Daniele Lezzi, Senior Researcher, Barcelona Supercomputing Center
The traditional cloud computing model, based on a centralized control of computing and data resources, does not provide the proper support to the requirements of big data applications that produce and consume volumes of data through IoT devices, fast mobile networks, AI applications, etc.
Fog computing has emerged as a complementary solution to overcome the issues related to real time processing, security, latency and transparent management of a decentralized, heterogeneous and dynamic set of resources.

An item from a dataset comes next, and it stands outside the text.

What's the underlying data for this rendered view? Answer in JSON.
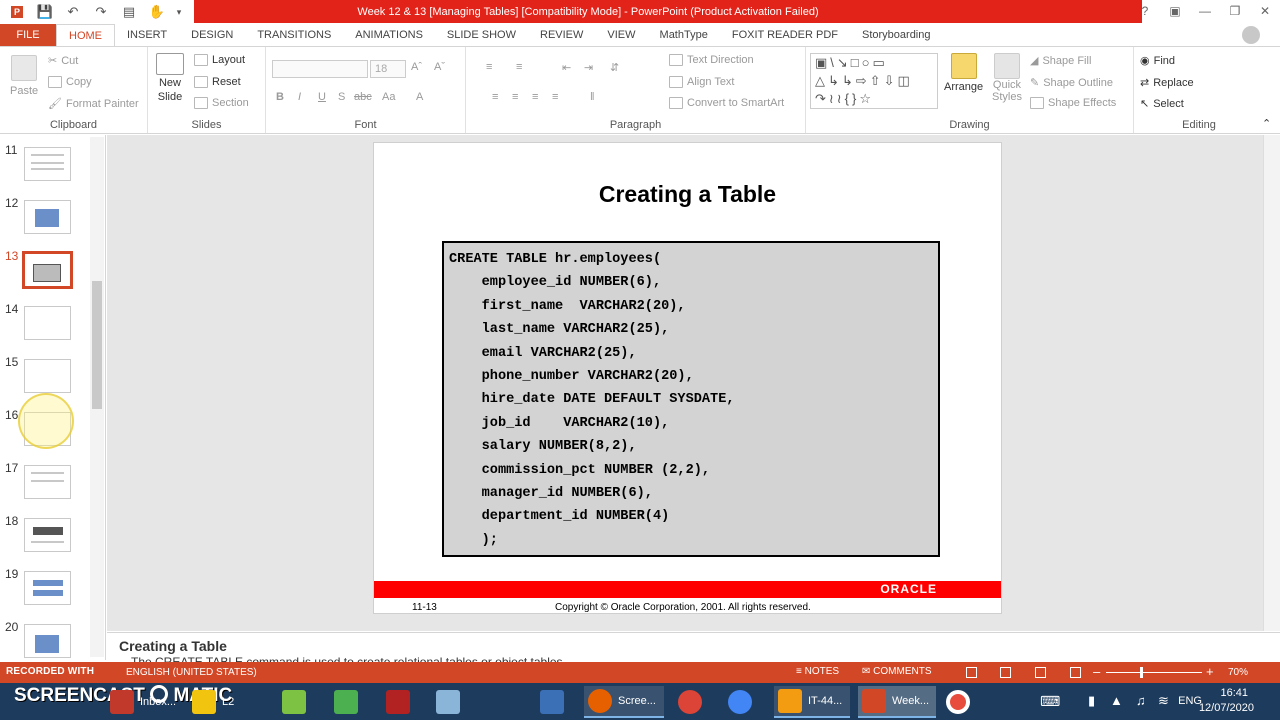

Application partitioning, task scheduling, and offloading mechanisms are all problems widely explored in the field of distributed computing. The main differences between previous efforts related to cloud computing and mobile computing are due to issues related to the high mobility of the device, the limited availability of energy of the devices and the impact of the network (latency, monetary cost, bandwidth) on the performance of the entire framework.
mF2C takes on the yet-unaddressed challenge of fog-to-cloud and cloud-to-fog offloading. mF2C proposes a solution based on COMP Superscalar (COMPSs), a programming model and its associated run-time that on the one hand is able to handle distribution, parallelism and heterogeneity in the resources transparently to the application programmer, and on the other hand is able to handle data regardless of persistency by supporting a single and unified data model.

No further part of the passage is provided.